Segundo dados inéditos apresentados por Dr. Dienstmann, entre 2021 e 2024, cerca de 40% dos pacientes com câncer de pulmão adenocarcinoma que participaram do Lung Map apresentam uma alteração molecular que direciona a uma terapia alvo molecular. Destes casos, 70% iniciaram esta terapia alvo em até duas semanas após a chegada do material no laboratório – um avanço expressivo frente ao cenário anterior para rapidez diagnóstica. “Esse tempo de resposta permite que o paciente receba uma terapia-alvo com potencial de controle prolongado da doença. A média de uso desses tratamentos chega a 22 meses, em contraste com a quimioterapia, que frequentemente é interrompida após dois ou três meses”, afirmou. Ainda que os dados não permitam afirmar que houve aumento da sobrevida global dos pacientes que participaram do programa, Dienstmann foi enfático ao dizer que a assertividade e a agilidade do tratamento melhoraram significativamente. “Estamos falando de eficiência diagnóstica e acesso. Isso por si só já transforma o cuidado oncológico.”
Câncer precoce no Brasil aumentou 219% em 20 anos (UFES)
Estudo coordenado pelo associado da SBOC Dr. Luís Carlos Lopes Júnior, da UFES, revelou um crescimento de 219% na incidência de cânceres com início precoce (antes dos 45 anos) entre 2000 e 2019. O câncer de mama foi o mais prevalente nesse grupo etário. A pesquisa foi selecionada para pôster oficial no Encontro Anual da ASCO.
Geriatria e prognóstico: estudo avalia idosos com câncer metastático (GAIN-S)

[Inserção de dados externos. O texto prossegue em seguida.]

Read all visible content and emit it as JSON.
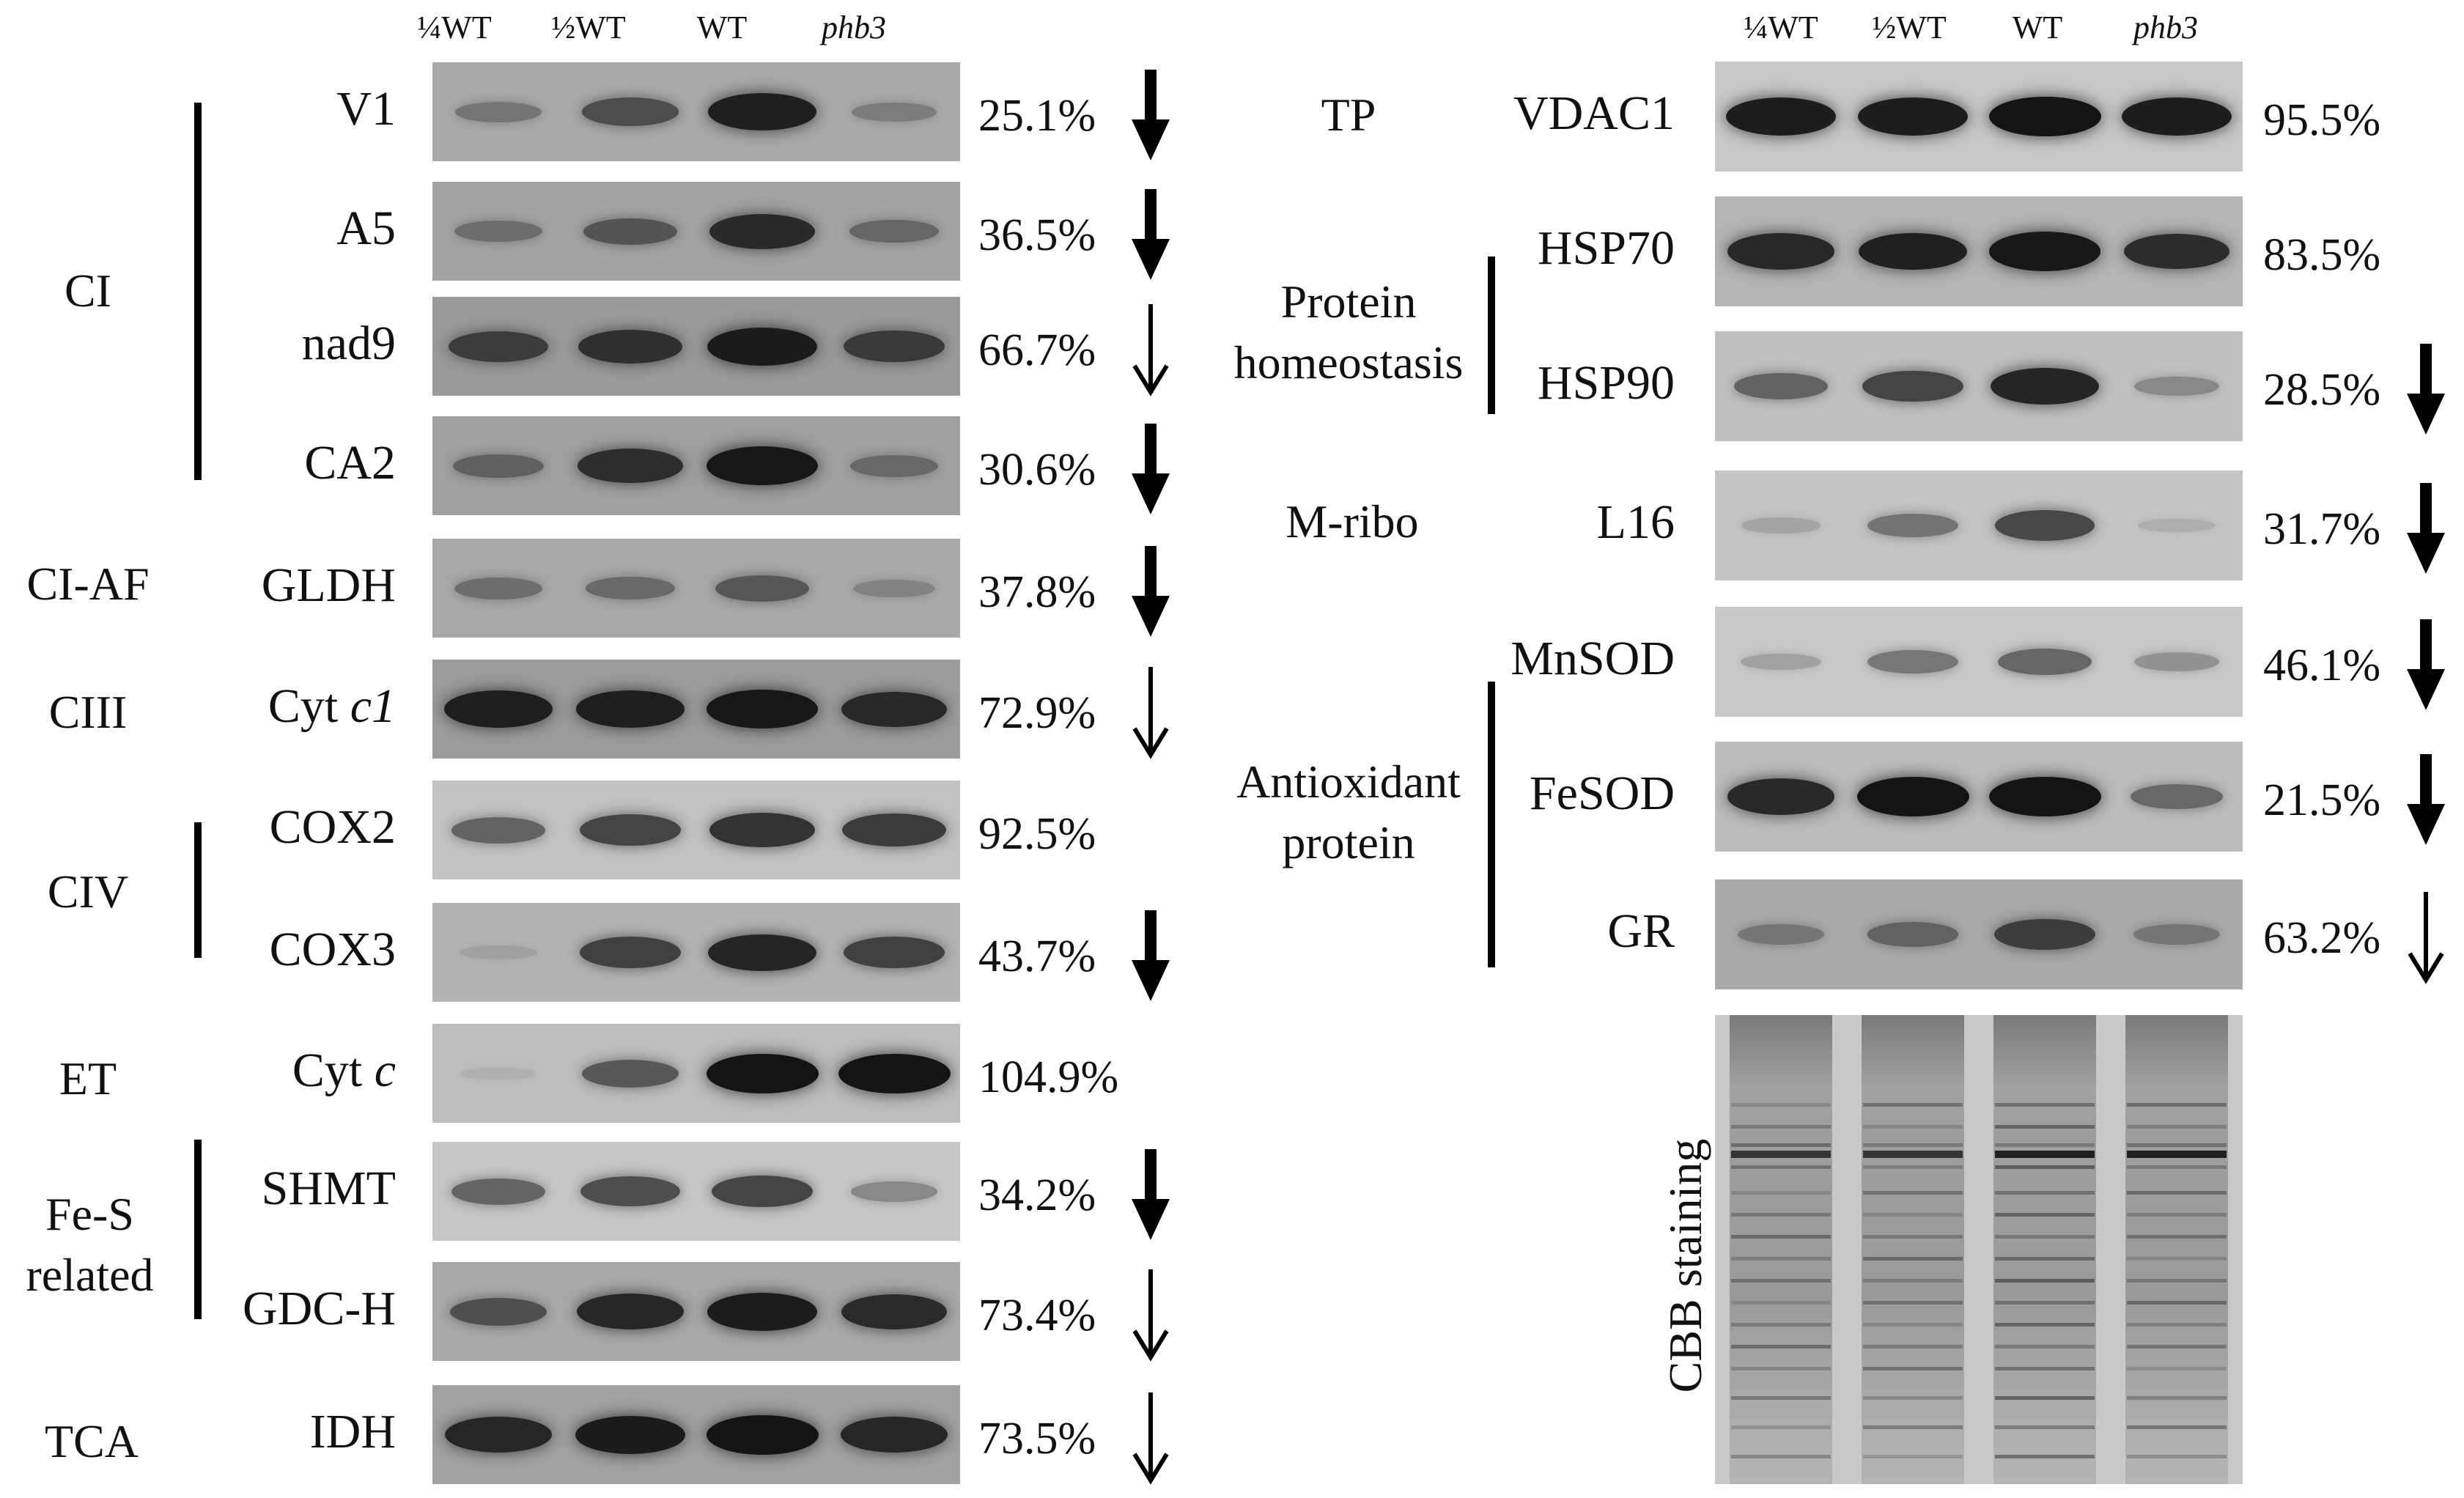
{
  "left_panel": {
    "lane_headers": [
      "¼WT",
      "½WT",
      "WT",
      "phb3"
    ],
    "rows": [
      {
        "protein": "V1",
        "percent": "25.1%",
        "arrow": "bold",
        "bands": [
          0.35,
          0.62,
          0.92,
          0.3
        ],
        "bg": "#a9a9a9"
      },
      {
        "protein": "A5",
        "percent": "36.5%",
        "arrow": "bold",
        "bands": [
          0.38,
          0.55,
          0.85,
          0.42
        ],
        "bg": "#a3a3a3"
      },
      {
        "protein": "nad9",
        "percent": "66.7%",
        "arrow": "thin",
        "bands": [
          0.7,
          0.8,
          0.95,
          0.72
        ],
        "bg": "#9a9a9a"
      },
      {
        "protein": "CA2",
        "percent": "30.6%",
        "arrow": "bold",
        "bands": [
          0.45,
          0.82,
          0.98,
          0.4
        ],
        "bg": "#a0a0a0"
      },
      {
        "protein": "GLDH",
        "percent": "37.8%",
        "arrow": "bold",
        "bands": [
          0.4,
          0.42,
          0.55,
          0.25
        ],
        "bg": "#a8a8a8"
      },
      {
        "protein": "Cyt c1",
        "protein_main": "Cyt ",
        "protein_ital": "c1",
        "percent": "72.9%",
        "arrow": "thin",
        "bands": [
          0.92,
          0.92,
          0.98,
          0.85
        ],
        "bg": "#9c9c9c"
      },
      {
        "protein": "COX2",
        "percent": "92.5%",
        "arrow": "none",
        "bands": [
          0.55,
          0.72,
          0.82,
          0.78
        ],
        "bg": "#c2c2c2"
      },
      {
        "protein": "COX3",
        "percent": "43.7%",
        "arrow": "bold",
        "bands": [
          0.12,
          0.72,
          0.9,
          0.72
        ],
        "bg": "#b4b4b4"
      },
      {
        "protein": "Cyt c",
        "protein_main": "Cyt ",
        "protein_ital": "c",
        "percent": "104.9%",
        "arrow": "none",
        "bands": [
          0.05,
          0.6,
          1.0,
          1.0
        ],
        "bg": "#bdbdbd"
      },
      {
        "protein": "SHMT",
        "percent": "34.2%",
        "arrow": "bold",
        "bands": [
          0.55,
          0.68,
          0.72,
          0.35
        ],
        "bg": "#c6c6c6"
      },
      {
        "protein": "GDC-H",
        "percent": "73.4%",
        "arrow": "thin",
        "bands": [
          0.6,
          0.88,
          0.95,
          0.85
        ],
        "bg": "#a9a9a9"
      },
      {
        "protein": "IDH",
        "percent": "73.5%",
        "arrow": "thin",
        "bands": [
          0.88,
          0.95,
          1.0,
          0.88
        ],
        "bg": "#a2a2a2"
      }
    ],
    "groups": [
      {
        "label": "CI"
      },
      {
        "label": "CI-AF"
      },
      {
        "label": "CIII"
      },
      {
        "label": "CIV"
      },
      {
        "label": "ET"
      },
      {
        "label": "Fe-S related",
        "line1": "Fe-S",
        "line2": "related"
      },
      {
        "label": "TCA"
      }
    ]
  },
  "right_panel": {
    "lane_headers": [
      "¼WT",
      "½WT",
      "WT",
      "phb3"
    ],
    "rows": [
      {
        "protein": "VDAC1",
        "percent": "95.5%",
        "arrow": "none",
        "bands": [
          0.95,
          0.95,
          1.0,
          0.95
        ],
        "bg": "#c8c8c8"
      },
      {
        "protein": "HSP70",
        "percent": "83.5%",
        "arrow": "none",
        "bands": [
          0.88,
          0.92,
          0.98,
          0.85
        ],
        "bg": "#b5b5b5"
      },
      {
        "protein": "HSP90",
        "percent": "28.5%",
        "arrow": "bold",
        "bands": [
          0.55,
          0.72,
          0.9,
          0.32
        ],
        "bg": "#c0c0c0"
      },
      {
        "protein": "L16",
        "percent": "31.7%",
        "arrow": "bold",
        "bands": [
          0.18,
          0.45,
          0.7,
          0.12
        ],
        "bg": "#c4c4c4"
      },
      {
        "protein": "MnSOD",
        "percent": "46.1%",
        "arrow": "bold",
        "bands": [
          0.22,
          0.45,
          0.55,
          0.3
        ],
        "bg": "#c9c9c9"
      },
      {
        "protein": "FeSOD",
        "percent": "21.5%",
        "arrow": "bold",
        "bands": [
          0.88,
          1.0,
          1.0,
          0.5
        ],
        "bg": "#bcbcbc"
      },
      {
        "protein": "GR",
        "percent": "63.2%",
        "arrow": "thin",
        "bands": [
          0.35,
          0.48,
          0.72,
          0.35
        ],
        "bg": "#a9a9a9"
      }
    ],
    "groups": [
      {
        "label": "TP"
      },
      {
        "label": "Protein homeostasis",
        "line1": "Protein",
        "line2": "homeostasis"
      },
      {
        "label": "M-ribo"
      },
      {
        "label": "Antioxidant protein",
        "line1": "Antioxidant",
        "line2": "protein"
      }
    ],
    "cbb_label": "CBB staining"
  },
  "colors": {
    "band": "#141414",
    "background": "#ffffff",
    "text": "#111111"
  }
}
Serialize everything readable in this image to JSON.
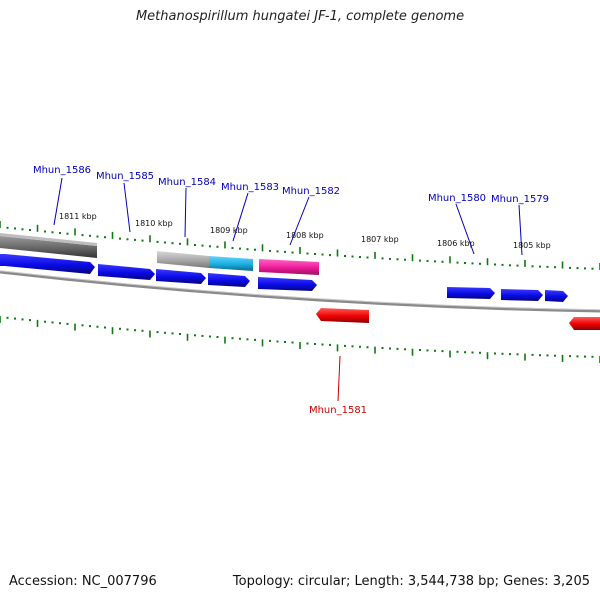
{
  "title": "Methanospirillum hungatei JF-1, complete genome",
  "footer": {
    "accession": "Accession: NC_007796",
    "summary": "Topology: circular; Length: 3,544,738 bp; Genes: 3,205"
  },
  "colors": {
    "forward_gene": "#0a0ae6",
    "reverse_gene": "#ee0000",
    "pink_gene": "#ee1a9a",
    "cyan_gene": "#1aaee0",
    "gray_gene": "#999999",
    "backbone": "#8c8c8c",
    "tick": "#117711",
    "label_fwd": "#0000bb",
    "label_rev": "#cc0000"
  },
  "scale_labels": [
    "1811 kbp",
    "1810 kbp",
    "1809 kbp",
    "1808 kbp",
    "1807 kbp",
    "1806 kbp",
    "1805 kbp"
  ],
  "genes": [
    {
      "name": "Mhun_1586",
      "strand": "forward"
    },
    {
      "name": "Mhun_1585",
      "strand": "forward"
    },
    {
      "name": "Mhun_1584",
      "strand": "forward"
    },
    {
      "name": "Mhun_1583",
      "strand": "forward"
    },
    {
      "name": "Mhun_1582",
      "strand": "forward"
    },
    {
      "name": "Mhun_1580",
      "strand": "forward"
    },
    {
      "name": "Mhun_1579",
      "strand": "forward"
    },
    {
      "name": "Mhun_1581",
      "strand": "reverse"
    }
  ]
}
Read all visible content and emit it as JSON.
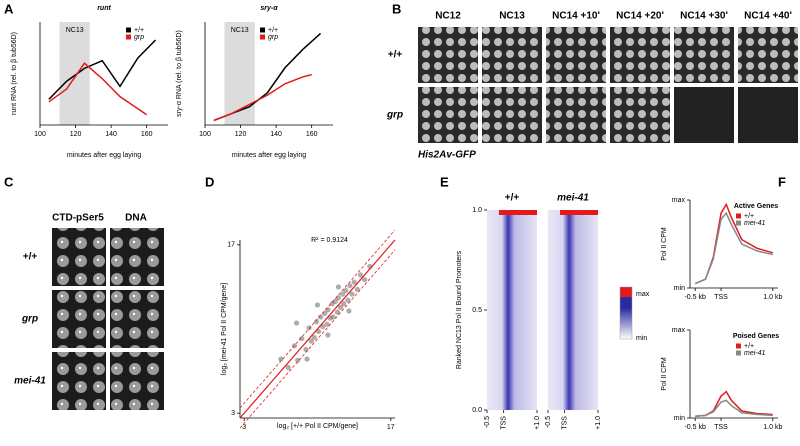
{
  "figure": {
    "panel_labels": [
      "A",
      "B",
      "C",
      "D",
      "E",
      "F"
    ]
  },
  "panel_b": {
    "columns": [
      "NC12",
      "NC13",
      "NC14 +10'",
      "NC14 +20'",
      "NC14 +30'",
      "NC14 +40'"
    ],
    "rows": [
      "+/+",
      "grp"
    ],
    "caption": "His2Av-GFP"
  },
  "panel_c": {
    "columns": [
      "CTD-pSer5",
      "DNA"
    ],
    "rows": [
      "+/+",
      "grp",
      "mei-41"
    ]
  },
  "chart_data": [
    {
      "type": "line",
      "title": "runt",
      "xlabel": "minutes after egg laying",
      "ylabel": "runt RNA (rel. to β tub56D)",
      "xlim": [
        100,
        172
      ],
      "xticks": [
        100,
        120,
        140,
        160
      ],
      "ylim": [
        0,
        0.04
      ],
      "legend": "upper right",
      "highlight": {
        "label": "NC13",
        "range": [
          111,
          128
        ]
      },
      "series": [
        {
          "name": "+/+",
          "color": "#000000",
          "x": [
            105,
            115,
            125,
            135,
            145,
            155,
            165
          ],
          "values": [
            0.01,
            0.017,
            0.022,
            0.025,
            0.015,
            0.026,
            0.033
          ]
        },
        {
          "name": "grp",
          "color": "#e31a1c",
          "x": [
            105,
            115,
            125,
            135,
            145,
            160
          ],
          "values": [
            0.009,
            0.014,
            0.024,
            0.018,
            0.011,
            0.004
          ]
        }
      ]
    },
    {
      "type": "line",
      "title": "sry-α",
      "xlabel": "minutes after egg laying",
      "ylabel": "sry-α RNA (rel. to β tub56D)",
      "xlim": [
        100,
        172
      ],
      "xticks": [
        100,
        120,
        140,
        160
      ],
      "ylim": [
        0,
        0.045
      ],
      "legend": "upper left",
      "highlight": {
        "label": "NC13",
        "range": [
          111,
          128
        ]
      },
      "series": [
        {
          "name": "+/+",
          "color": "#000000",
          "x": [
            105,
            115,
            125,
            135,
            145,
            155,
            165
          ],
          "values": [
            0.002,
            0.005,
            0.008,
            0.014,
            0.025,
            0.033,
            0.04
          ]
        },
        {
          "name": "grp",
          "color": "#e31a1c",
          "x": [
            105,
            115,
            125,
            135,
            145,
            155,
            160
          ],
          "values": [
            0.002,
            0.005,
            0.009,
            0.013,
            0.018,
            0.021,
            0.022
          ]
        }
      ]
    },
    {
      "type": "scatter",
      "annotation": "R² = 0.9124",
      "xlabel": "log₂ [+/+ Pol II CPM/gene]",
      "ylabel": "log₂ [mei-41 Pol II CPM/gene]",
      "xlim": [
        2.6,
        17.4
      ],
      "ylim": [
        2.6,
        17.4
      ],
      "xticks": [
        3,
        17
      ],
      "yticks": [
        3,
        17
      ],
      "color": "#333333",
      "x": [
        6.5,
        7.2,
        7.8,
        8.1,
        8.5,
        8.9,
        9.2,
        9.4,
        9.7,
        9.9,
        10.1,
        10.3,
        10.5,
        10.7,
        10.9,
        11.0,
        11.2,
        11.4,
        11.5,
        11.7,
        11.9,
        12.0,
        12.2,
        12.4,
        12.5,
        12.7,
        12.9,
        13.1,
        13.3,
        13.5,
        13.8,
        14.1,
        14.5,
        15.0,
        8.0,
        9.0,
        10.0,
        11.0,
        12.0,
        13.0
      ],
      "values": [
        7.5,
        6.8,
        8.6,
        7.4,
        9.2,
        8.3,
        10.1,
        9.0,
        9.3,
        10.6,
        9.8,
        11.0,
        10.2,
        11.3,
        10.4,
        11.6,
        10.9,
        12.1,
        11.0,
        12.3,
        11.4,
        12.6,
        11.8,
        12.9,
        12.1,
        13.2,
        12.4,
        13.6,
        12.9,
        13.9,
        13.3,
        14.5,
        14.1,
        15.2,
        10.5,
        7.5,
        12.0,
        9.5,
        13.5,
        11.5
      ]
    },
    {
      "type": "heatmap",
      "ylabel": "Ranked NC13 Pol II Bound Promoters",
      "columns": [
        "+/+",
        "mei-41"
      ],
      "ylim": [
        0,
        1
      ],
      "yticks": [
        {
          "value": 0,
          "label": "0.0"
        },
        {
          "value": 0.5,
          "label": "0.5"
        },
        {
          "value": 1,
          "label": "1.0"
        }
      ],
      "xlim": [
        -0.5,
        1
      ],
      "xticks": [
        {
          "value": -0.5,
          "label": "-0.5"
        },
        {
          "value": 0,
          "label": "TSS"
        },
        {
          "value": 1,
          "label": "+1.0"
        }
      ],
      "colorbar": [
        "max",
        "min"
      ]
    },
    {
      "type": "line",
      "title": "Active Genes",
      "ylabel": "Pol II CPM",
      "legend": "upper right",
      "xlim": [
        -0.6,
        1.1
      ],
      "xticks": [
        {
          "value": -0.5,
          "label": "-0.5 kb"
        },
        {
          "value": 0,
          "label": "TSS"
        },
        {
          "value": 1,
          "label": "1.0 kb"
        }
      ],
      "ylim": [
        0,
        1
      ],
      "yticks": [
        {
          "value": 0,
          "label": "min"
        },
        {
          "value": 1,
          "label": "max"
        }
      ],
      "series": [
        {
          "name": "+/+",
          "color": "#e31a1c",
          "x": [
            -0.5,
            -0.3,
            -0.15,
            0,
            0.1,
            0.2,
            0.4,
            0.7,
            1.0
          ],
          "values": [
            0.05,
            0.1,
            0.35,
            0.85,
            0.95,
            0.8,
            0.55,
            0.45,
            0.4
          ]
        },
        {
          "name": "mei-41",
          "color": "#888888",
          "x": [
            -0.5,
            -0.3,
            -0.15,
            0,
            0.1,
            0.2,
            0.4,
            0.7,
            1.0
          ],
          "values": [
            0.05,
            0.1,
            0.33,
            0.78,
            0.85,
            0.72,
            0.5,
            0.42,
            0.38
          ]
        }
      ]
    },
    {
      "type": "line",
      "title": "Poised Genes",
      "ylabel": "Pol II CPM",
      "legend": "upper right",
      "xlim": [
        -0.6,
        1.1
      ],
      "xticks": [
        {
          "value": -0.5,
          "label": "-0.5 kb"
        },
        {
          "value": 0,
          "label": "TSS"
        },
        {
          "value": 1,
          "label": "1.0 kb"
        }
      ],
      "ylim": [
        0,
        1
      ],
      "yticks": [
        {
          "value": 0,
          "label": "min"
        },
        {
          "value": 1,
          "label": "max"
        }
      ],
      "series": [
        {
          "name": "+/+",
          "color": "#e31a1c",
          "x": [
            -0.5,
            -0.3,
            -0.15,
            0,
            0.1,
            0.2,
            0.4,
            0.7,
            1.0
          ],
          "values": [
            0.02,
            0.03,
            0.08,
            0.25,
            0.3,
            0.2,
            0.08,
            0.05,
            0.04
          ]
        },
        {
          "name": "mei-41",
          "color": "#888888",
          "x": [
            -0.5,
            -0.3,
            -0.15,
            0,
            0.1,
            0.2,
            0.4,
            0.7,
            1.0
          ],
          "values": [
            0.02,
            0.03,
            0.07,
            0.18,
            0.2,
            0.14,
            0.06,
            0.04,
            0.03
          ]
        }
      ]
    }
  ]
}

A psico-oncologista brasileira Cristiane Bergerot, coordenadora do Comitê de Cuidados Paliativos da SBOC, é primeira autora de uma análise secundária do estudo GAIN-S, que mostrou que uma intervenção geriátrica estruturada melhora o entendimento emocional e adaptativo do prognóstico por parte de idosos com câncer metastático.